La «confusione» dei generali riguarda gli effettivi impegnati nell'Operazione Speciale. I 190mila uomini mobilitati a fine febbraio non sono ancora stati impiegati al completo, ma poco ci manca. Ed è chiaro che i calcoli della vigilia peccavano d'un eccesso d'ottimismo. A cui si sono aggiunte le scarse informazioni sulle armi fornite agli ucraini e sulla capacità di impiegarle al meglio grazie alle informazioni sulle posizioni delle truppe russe fornite a Kiev dai satelliti americani e britannici. I comandi russi devono dunque capire come gestire la nuova fase. La conquista di Kiev appare ormai fuori discussione. L'assedio si protrarrà, ma difficilmente basterà a strangolare il governo Zelensky. Il destino della capitale si discuterà nei negoziati da avviare dopo la conquista dei territori a est del Dniepr e degli sbocchi al mare che vanno da Mariupol e Odessa. Ma anche qui la domanda è come e quando? In questo mese le operazioni non hanno garantito nemmeno la conquista di tutti i territori amministrativi rivendicati delle auto-dichiarate repubbliche del Donbass. Con vaste aree ancora sotto il tiro dei missili di Kiev. «Perché in Europa nessuno parla del missile caduto il 14 marzo su Donetsk? Quel missile ha ucciso 20 civili? Per voi non è un crimine di guerra?», accusano fonti militari. Ma quei missili sono anche il sintomo della lentezza con cui avanza l'«operazione speciale».
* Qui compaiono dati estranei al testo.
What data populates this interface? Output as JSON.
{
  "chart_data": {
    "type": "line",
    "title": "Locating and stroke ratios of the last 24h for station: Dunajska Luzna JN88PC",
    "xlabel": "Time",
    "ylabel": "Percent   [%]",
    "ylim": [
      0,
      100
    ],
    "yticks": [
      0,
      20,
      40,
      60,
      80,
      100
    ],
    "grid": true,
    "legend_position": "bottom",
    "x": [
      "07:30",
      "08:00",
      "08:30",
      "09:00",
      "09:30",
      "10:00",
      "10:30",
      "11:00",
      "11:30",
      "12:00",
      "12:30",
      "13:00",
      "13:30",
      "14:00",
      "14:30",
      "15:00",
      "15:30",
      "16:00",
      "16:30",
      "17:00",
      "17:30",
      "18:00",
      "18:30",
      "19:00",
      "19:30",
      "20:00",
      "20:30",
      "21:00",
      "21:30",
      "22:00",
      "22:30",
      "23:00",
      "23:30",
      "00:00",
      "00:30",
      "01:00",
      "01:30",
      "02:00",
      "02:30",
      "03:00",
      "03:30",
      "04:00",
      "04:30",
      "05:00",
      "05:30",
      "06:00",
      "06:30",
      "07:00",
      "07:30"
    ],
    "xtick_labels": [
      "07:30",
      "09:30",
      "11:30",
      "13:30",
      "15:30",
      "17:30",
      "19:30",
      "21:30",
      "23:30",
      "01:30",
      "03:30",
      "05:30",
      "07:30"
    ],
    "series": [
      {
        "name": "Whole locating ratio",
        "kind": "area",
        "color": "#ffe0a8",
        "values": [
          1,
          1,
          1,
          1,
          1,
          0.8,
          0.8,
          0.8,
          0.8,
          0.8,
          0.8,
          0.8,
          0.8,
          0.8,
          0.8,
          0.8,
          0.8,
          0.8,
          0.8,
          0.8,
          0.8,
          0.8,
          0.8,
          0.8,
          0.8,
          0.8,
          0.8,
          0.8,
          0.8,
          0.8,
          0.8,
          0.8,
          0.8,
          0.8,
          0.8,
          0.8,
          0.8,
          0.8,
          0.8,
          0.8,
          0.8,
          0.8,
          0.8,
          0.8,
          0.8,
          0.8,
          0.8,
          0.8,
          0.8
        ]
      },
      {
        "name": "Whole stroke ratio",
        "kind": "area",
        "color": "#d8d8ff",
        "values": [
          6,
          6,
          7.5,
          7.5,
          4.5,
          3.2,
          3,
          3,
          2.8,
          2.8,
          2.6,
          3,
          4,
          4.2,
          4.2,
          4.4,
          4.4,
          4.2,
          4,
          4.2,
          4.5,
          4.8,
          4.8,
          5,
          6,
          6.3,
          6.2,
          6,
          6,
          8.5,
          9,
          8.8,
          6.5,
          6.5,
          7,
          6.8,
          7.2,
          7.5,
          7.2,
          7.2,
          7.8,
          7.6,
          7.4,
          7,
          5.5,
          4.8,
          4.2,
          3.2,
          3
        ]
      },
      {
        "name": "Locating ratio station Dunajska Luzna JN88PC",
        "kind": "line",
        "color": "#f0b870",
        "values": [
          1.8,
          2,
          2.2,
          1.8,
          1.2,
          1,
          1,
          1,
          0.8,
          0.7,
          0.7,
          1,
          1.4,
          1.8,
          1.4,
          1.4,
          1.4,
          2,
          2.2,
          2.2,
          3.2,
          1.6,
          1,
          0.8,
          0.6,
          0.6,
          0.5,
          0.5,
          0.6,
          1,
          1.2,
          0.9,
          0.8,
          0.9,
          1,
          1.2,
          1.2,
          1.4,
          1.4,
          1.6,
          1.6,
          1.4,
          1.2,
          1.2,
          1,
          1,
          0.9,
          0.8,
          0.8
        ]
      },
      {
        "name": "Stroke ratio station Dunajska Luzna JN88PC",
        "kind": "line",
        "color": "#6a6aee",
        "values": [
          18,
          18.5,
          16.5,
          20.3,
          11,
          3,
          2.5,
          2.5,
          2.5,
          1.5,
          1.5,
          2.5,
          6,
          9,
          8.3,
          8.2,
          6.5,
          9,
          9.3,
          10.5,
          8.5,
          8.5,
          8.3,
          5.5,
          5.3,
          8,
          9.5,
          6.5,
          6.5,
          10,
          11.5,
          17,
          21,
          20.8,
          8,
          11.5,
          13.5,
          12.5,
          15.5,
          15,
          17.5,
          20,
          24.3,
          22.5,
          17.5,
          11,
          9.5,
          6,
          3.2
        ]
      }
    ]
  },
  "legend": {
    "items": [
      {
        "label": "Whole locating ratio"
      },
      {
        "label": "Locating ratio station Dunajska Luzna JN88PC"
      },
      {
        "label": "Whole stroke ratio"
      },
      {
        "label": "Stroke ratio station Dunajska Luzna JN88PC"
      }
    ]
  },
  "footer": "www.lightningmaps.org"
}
La pausa necessaria a ridisegnare la strategia russa punta a definire offensive molto più settoriali. Congelata l'avanzata su Kiev si procederebbe con la conquista di Mariupol e di tutti gli altri territori degli «oblast» di Donetsk e Lugansk. Ma il vero problema resta il controllo delle aree conquistate dove si susseguono le proteste degli abitanti. Proteste alimentate anche dagli errori nella scelta dei responsabili a cui affidare l'amministrazione politica ed economica delle cosiddette «zone liberate». Prendiamo Kherson, una città di 280mila abitanti, 130 chilometri a nord della Crimea, occupata fin dal 3 marzo. Da allora le dimostrazioni anti russe non si sono mai placate. Come mai? «La Russia si è sparata nei piedi», titola Antifascist, un website dell'opposizione ucraina in esilio in Russia, criticando la decisione di affidare «il controllo delle imprese nella regione di Kherson» a Sergei Kurchenko, un oligarca filo-russo accusato di aver «dissanguato l'economia» dell'auto-dichiarata Repubblica di Donetsk.

«L'odioso oligarca che ha distrutto l'economia delle Repubbliche popolari di Donetsk e Lugansk - commenta Antifascist - sarà ora impegnato nel ripristino dell'economia della regione liberata dai nazionalisti. Il risultato non è difficile da prevedere: Kherson sarà saccheggiata e la popolazione sprofonderà nella povertà».